Saturday, June 15, 2013

For A Few Dollars More - Part 1 - Arrival and Preparation

In 1951, Elgin introduced the 'Shockmaster' line of watches.  These were Elgin's first shock resistant watches.  At the time they were introduced, Elgin's line of watches came in three grades:  the 15j Elgin series; the 17j Elgin DeLuxe; and the 21j Lord Elgin and 19j Lady Elgin.  In the 8/0 series, the 15j 554 went into Elgin models, whereas the 17j 555 was found in Elgin DeLuxe models, and the 21j 556 powered the Lord Elgins.  The 554 series of movements had been introduced in 1940, replacing the 519 series.

When Elgin introduced the 8/0 Shockmasters, they made them in only Elgin and Elgin Deluxe grades.  Perhaps they thought Lord Elgin owners wouldn't need shock protection?  As usual for Elgin, a slight modification led to a whole new grade number.  The Shockmaster version of the 554 became the 642, while the 555 became the 641.  I have no idea why they flipped the numbering, so that the LOWER number had the HIGHER jewel count, but Elgin's grade numbers didn't always make sense!

Last week, I picked up an Elgin  Shockmaster with a 15j 642, in a stainless steel case for about $22.  The seller listed it as 'runs, but needs to be wound every few hours'. That boded well for the balance!

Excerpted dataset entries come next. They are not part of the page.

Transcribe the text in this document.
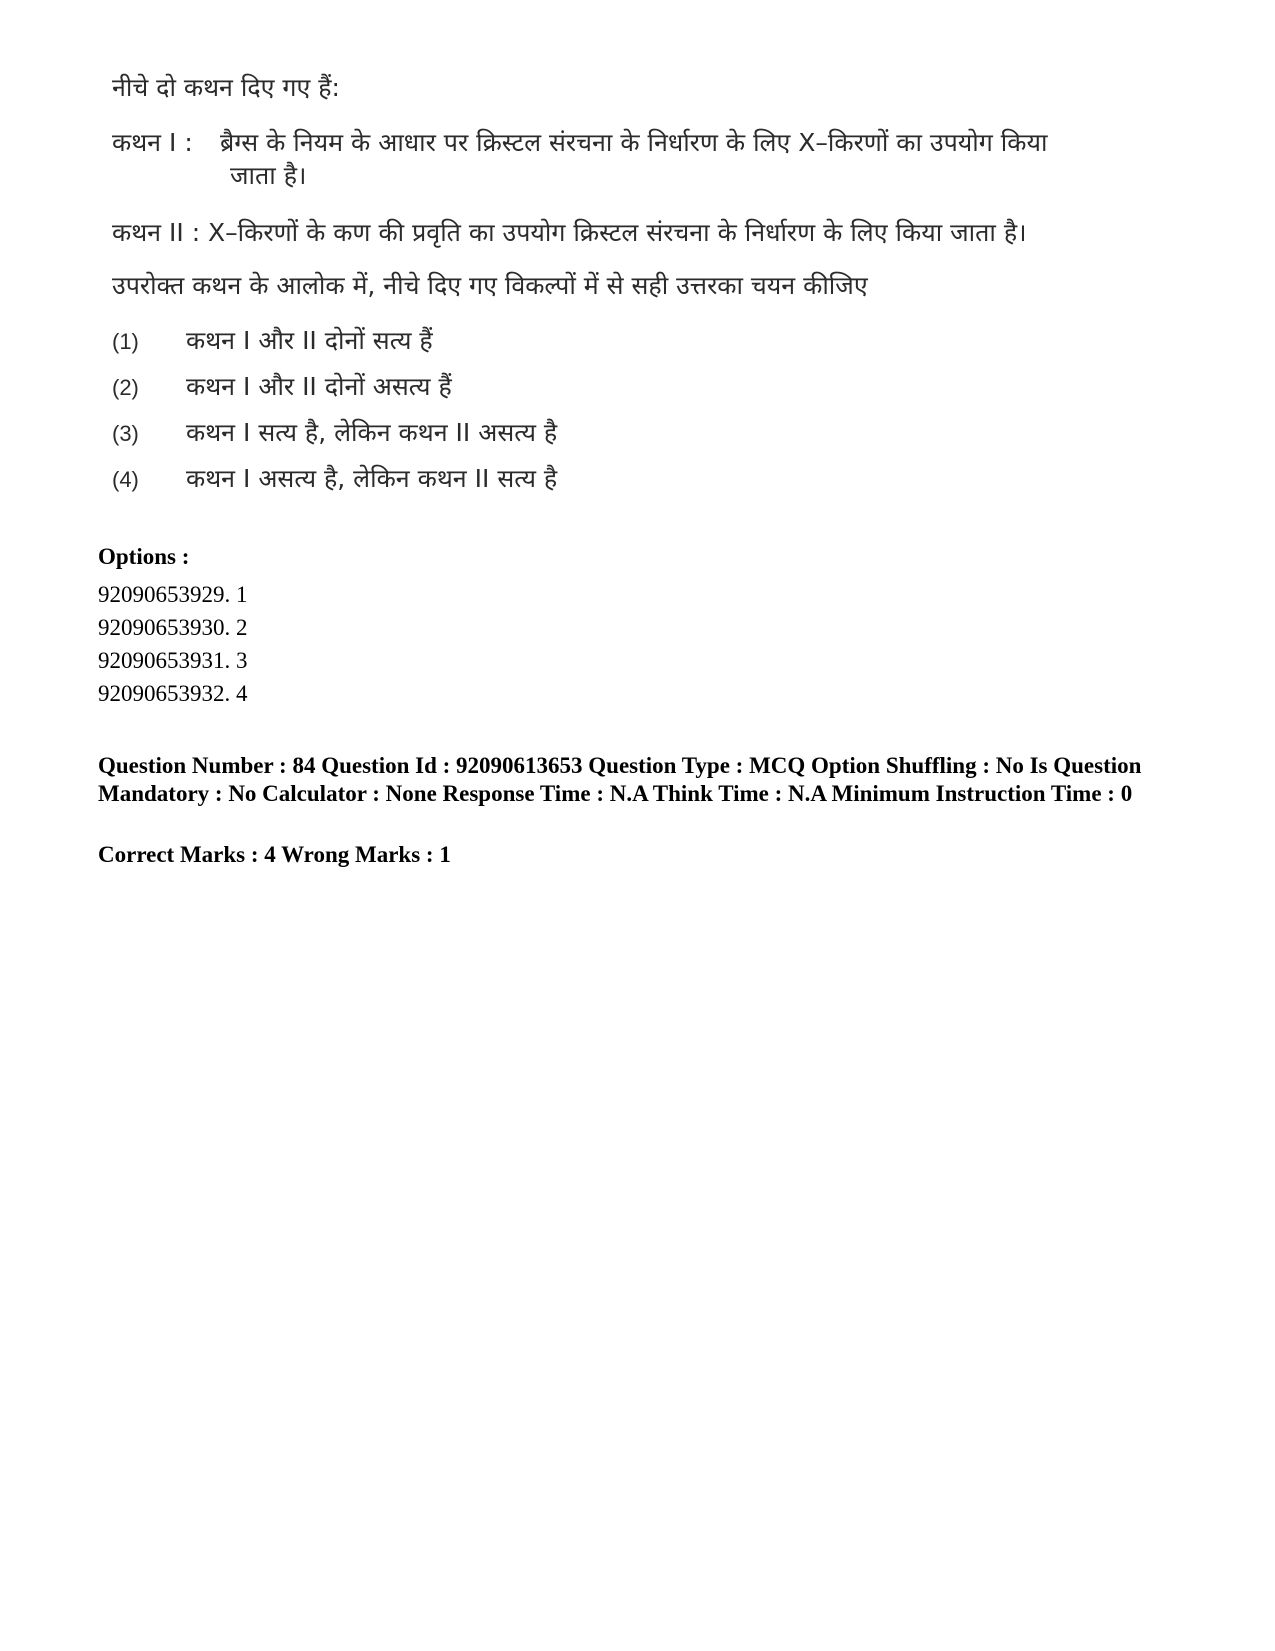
नीचे दो कथन दिए गए हैं:
कथन I : ब्रैग्स के नियम के आधार पर क्रिस्टल संरचना के निर्धारण के लिए X–किरणों का उपयोग किया
जाता है।
कथन II : X–किरणों के कण की प्रवृति का उपयोग क्रिस्टल संरचना के निर्धारण के लिए किया जाता है।
उपरोक्त कथन के आलोक में, नीचे दिए गए विकल्पों में से सही उत्तरका चयन कीजिए
(1) कथन I और II दोनों सत्य हैं
(2) कथन I और II दोनों असत्य हैं
(3) कथन I सत्य है, लेकिन कथन II असत्य है
(4) कथन I असत्य है, लेकिन कथन II सत्य है
Options :
92090653929. 1
92090653930. 2
92090653931. 3
92090653932. 4
Question Number : 84 Question Id : 92090613653 Question Type : MCQ Option Shuffling : No Is Question Mandatory : No Calculator : None Response Time : N.A Think Time : N.A Minimum Instruction Time : 0
Correct Marks : 4 Wrong Marks : 1
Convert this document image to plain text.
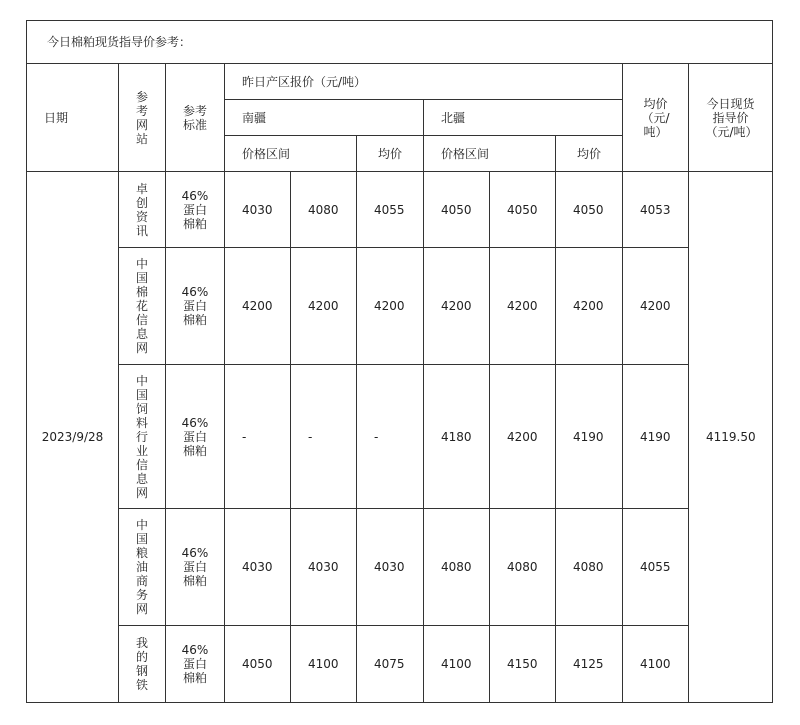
今日棉粕现货指导价参考：										
日期	参考网站	参考标准	昨日产区报价（元/吨）						均价（元/吨）	今日现货指导价（元/吨）

			南疆			北疆				
			价格区间		均价	价格区间		均价		
2023/9/28	卓创资讯	46%蛋白棉粕	4030	4080	4055	4050	4050	4050	4053	4119.50

	中国棉花信息网	46%蛋白棉粕	4200	4200	4200	4200	4200	4200	4200	

	中国饲料行业信息网	46%蛋白棉粕	-	-	-	4180	4200	4190	4190	

	中国粮油商务网	46%蛋白棉粕	4030	4030	4030	4080	4080	4080	4055	

	我的钢铁	46%蛋白棉粕	4050	4100	4075	4100	4150	4125	4100	
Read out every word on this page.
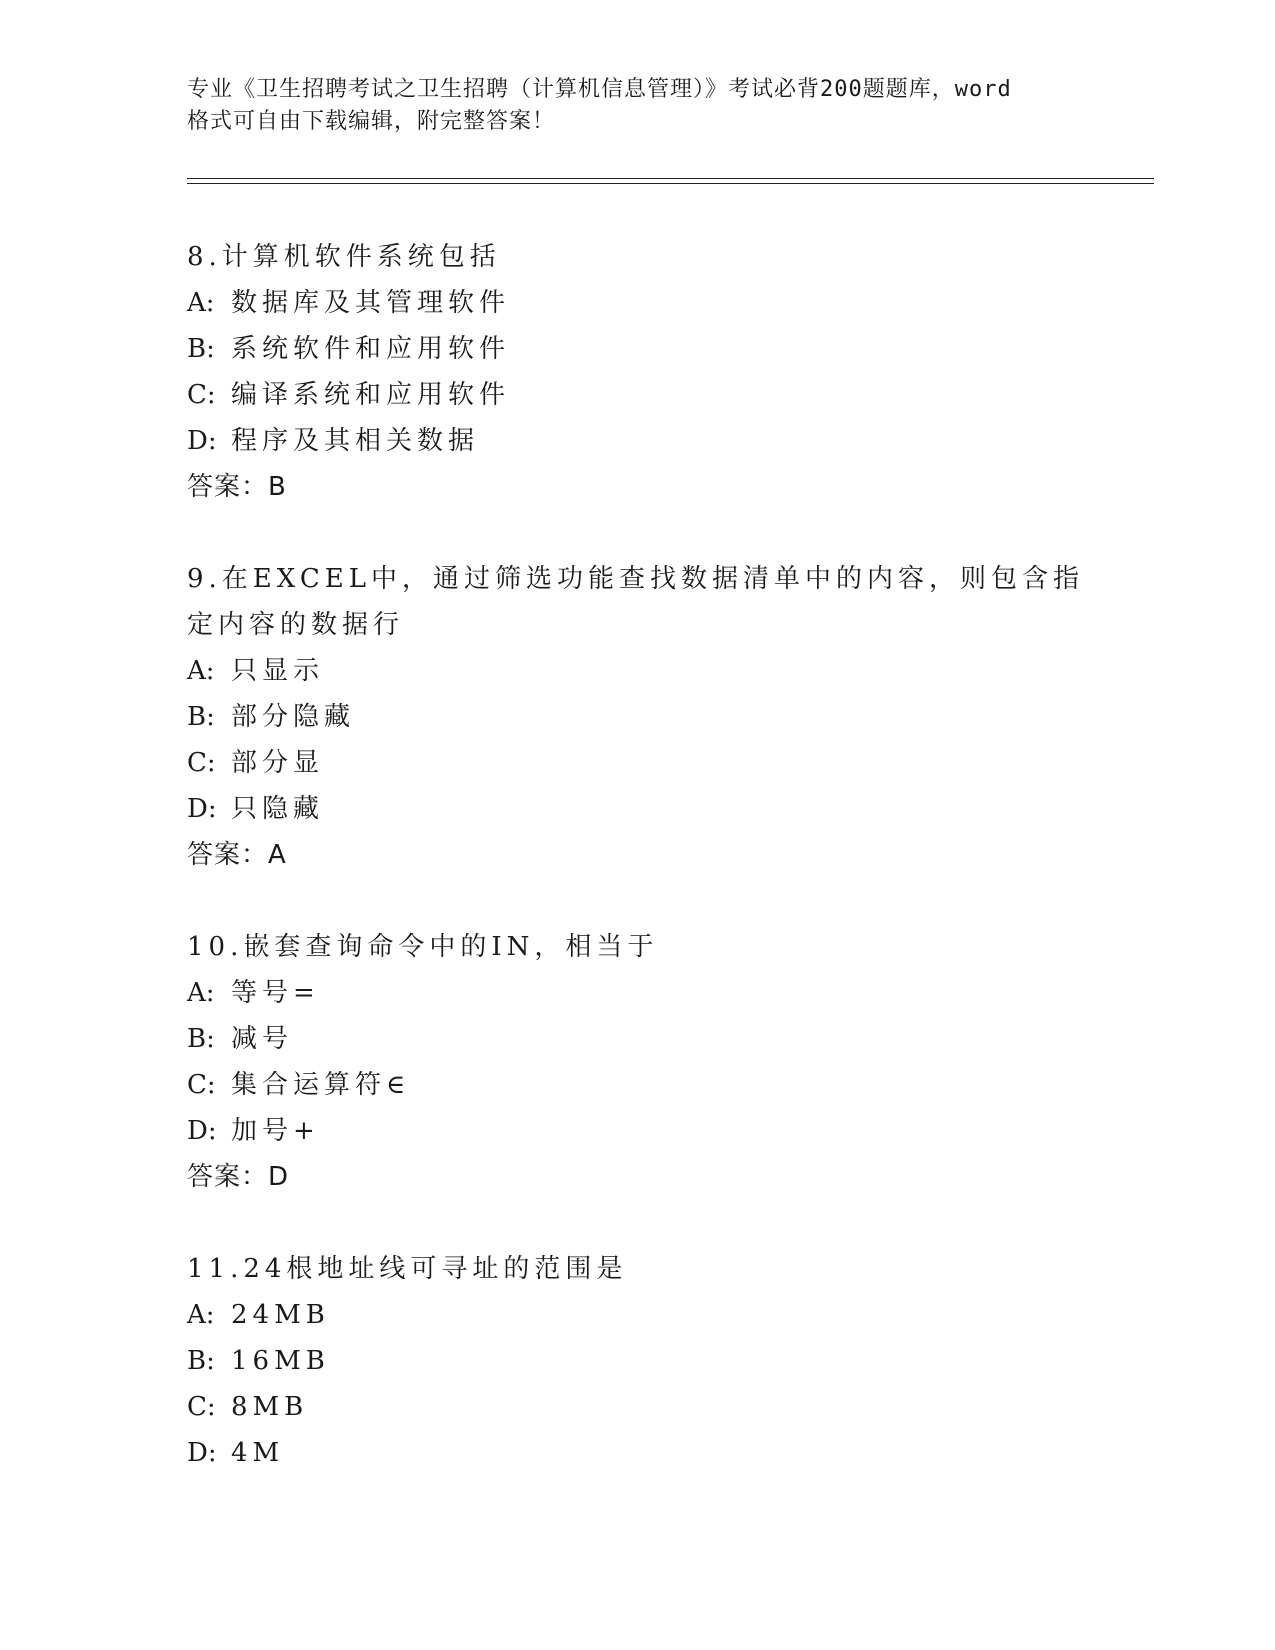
专业《卫生招聘考试之卫生招聘（计算机信息管理）》考试必背200题题库，word
格式可自由下载编辑，附完整答案！
8.计算机软件系统包括
A: 数据库及其管理软件
B: 系统软件和应用软件
C: 编译系统和应用软件
D: 程序及其相关数据
答案：B
9.在EXCEL中，通过筛选功能查找数据清单中的内容，则包含指定内容的数据行
A: 只显示
B: 部分隐藏
C: 部分显
D: 只隐藏
答案：A
10.嵌套查询命令中的IN，相当于
A: 等号=
B: 减号
C: 集合运算符∈
D: 加号+
答案：D
11.24根地址线可寻址的范围是
A: 24MB
B: 16MB
C: 8MB
D: 4M
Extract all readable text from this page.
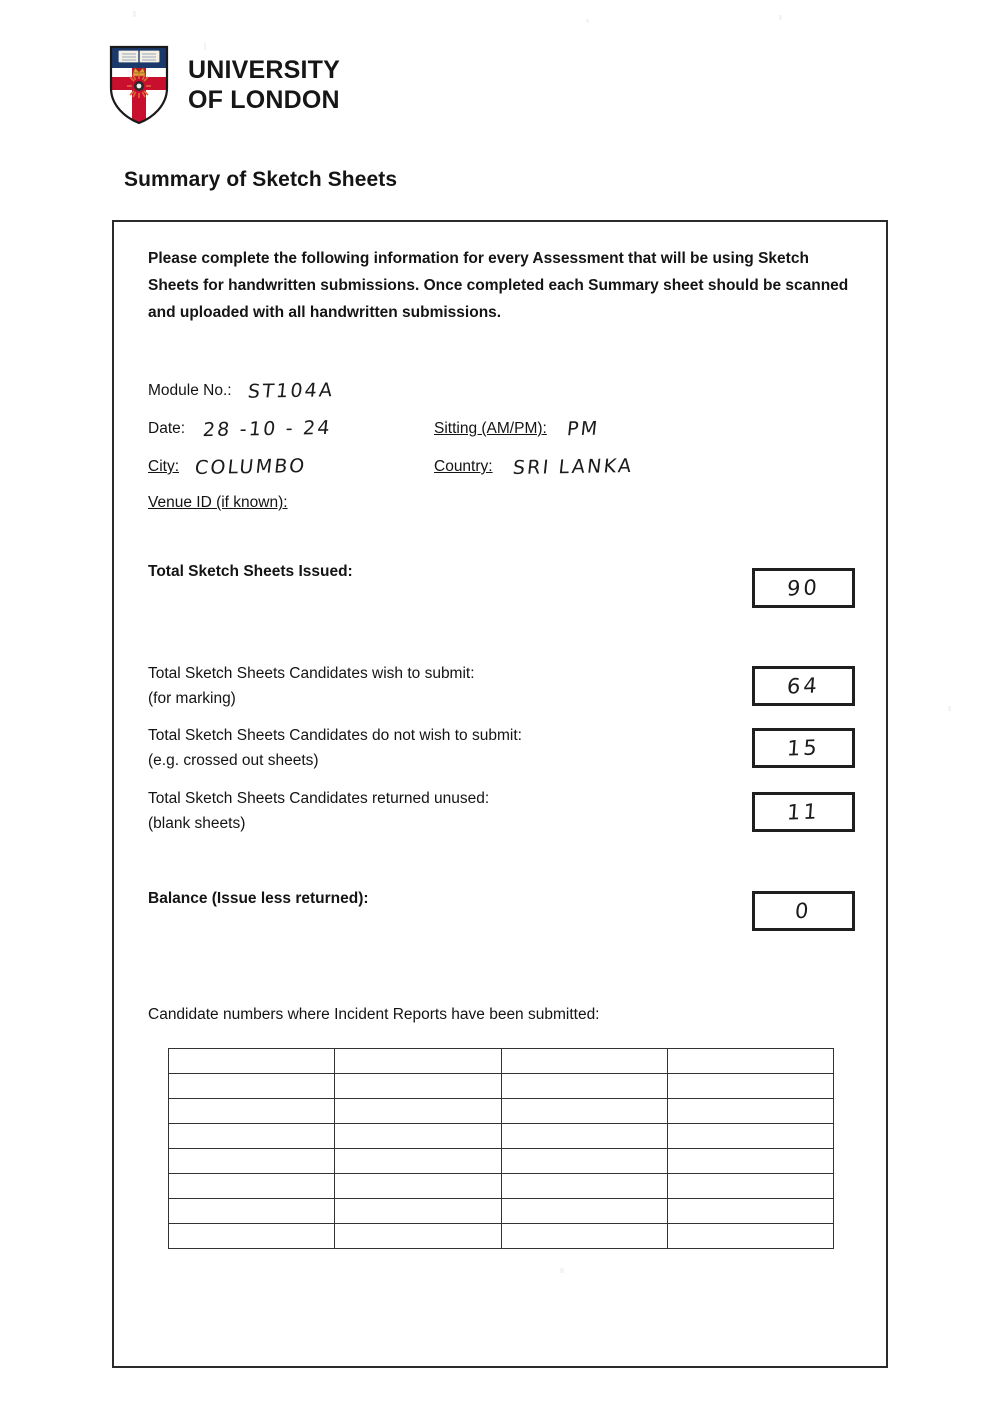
UNIVERSITY
OF LONDON
Summary of Sketch Sheets
Please complete the following information for every Assessment that will be using Sketch Sheets for handwritten submissions. Once completed each Summary sheet should be scanned and uploaded with all handwritten submissions.
Module No.: ST104A
Date: 28 -10 - 24	Sitting (AM/PM): PM
City: COLUMBO	Country: SRI LANKA
Venue ID (if known):
Total Sketch Sheets Issued:
90
Total Sketch Sheets Candidates wish to submit:
(for marking)	64
Total Sketch Sheets Candidates do not wish to submit:
(e.g. crossed out sheets)	15
Total Sketch Sheets Candidates returned unused:
(blank sheets)	11
Balance (Issue less returned):
0
Candidate numbers where Incident Reports have been submitted:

Here's the arrival and unwrapping...

The dial's a little grubby, and there's a radium burn the exact shape of the hour hand's lume window.  The crystal is scratched and a little cloudy, and the case has the usual green and brown crud in all the nooks and crannies.  But what do you expect after 62 years, for $22?

The case is one of Elgin's waterproof consumer cases.  The 4-hole back is seen on a number of these.  Earlier models came with wrench flats, while later models had the inlets that are common today.  Once the back is opened, we see the movement - a 15 j 642, from 1951.

The first step in the restoration is to take the movement out of the case.  To do this, the stem must first be removed:  pull the crown to setting position, and unscrew the setting lever screw about 1 1/2 turns, and try to pull the stem out.  If it doesn't come out, unscrew half a turn and try again.  Continue until the stem comes out.

At this point you can remove the O-ring and the spacer ring.  If you turn the watch over, the movement and case ring will generally come out.


Next, reinsert the stem and set the hour and minute hand to the same spot.  Carefully place a protective piece of paper or plastic under the hands, and using a hand remover, pull the hour and minute hand.

Leaving the second hand in place, unscrew the dial foot screws a bit. All of Elgin's wrist watch movements introduced after 1935 have only 2 dial foot screws, though some earlier models have 3.  Lift the dial and the second hand off.


 Remove the hour wheel.  To remove the cannon pinion, I grasp it from the side with tweezers, and gently lever/lift it off.  If it refuses to budge, don't force it.

Now the movement is ready to tear down.  That's in the next post.


  1. Question about the dial screws. I have a Horizon-Panorama with a #724 movement, I am at a complete loss as to how the dial is removed, I see no foot screws in the side of the movement, nor the impingement-type screws on the back? Help please?

  2. A number of Elgin's 13/0 movements used tension springs to hold the dial feet instead of dial foot screws. Lift gently, and it should come off. There are still 2 dial feet.

  3. You are correct! I carefully prised it off using 2 credit cards, no scratches, worked like a charm. Thank-you.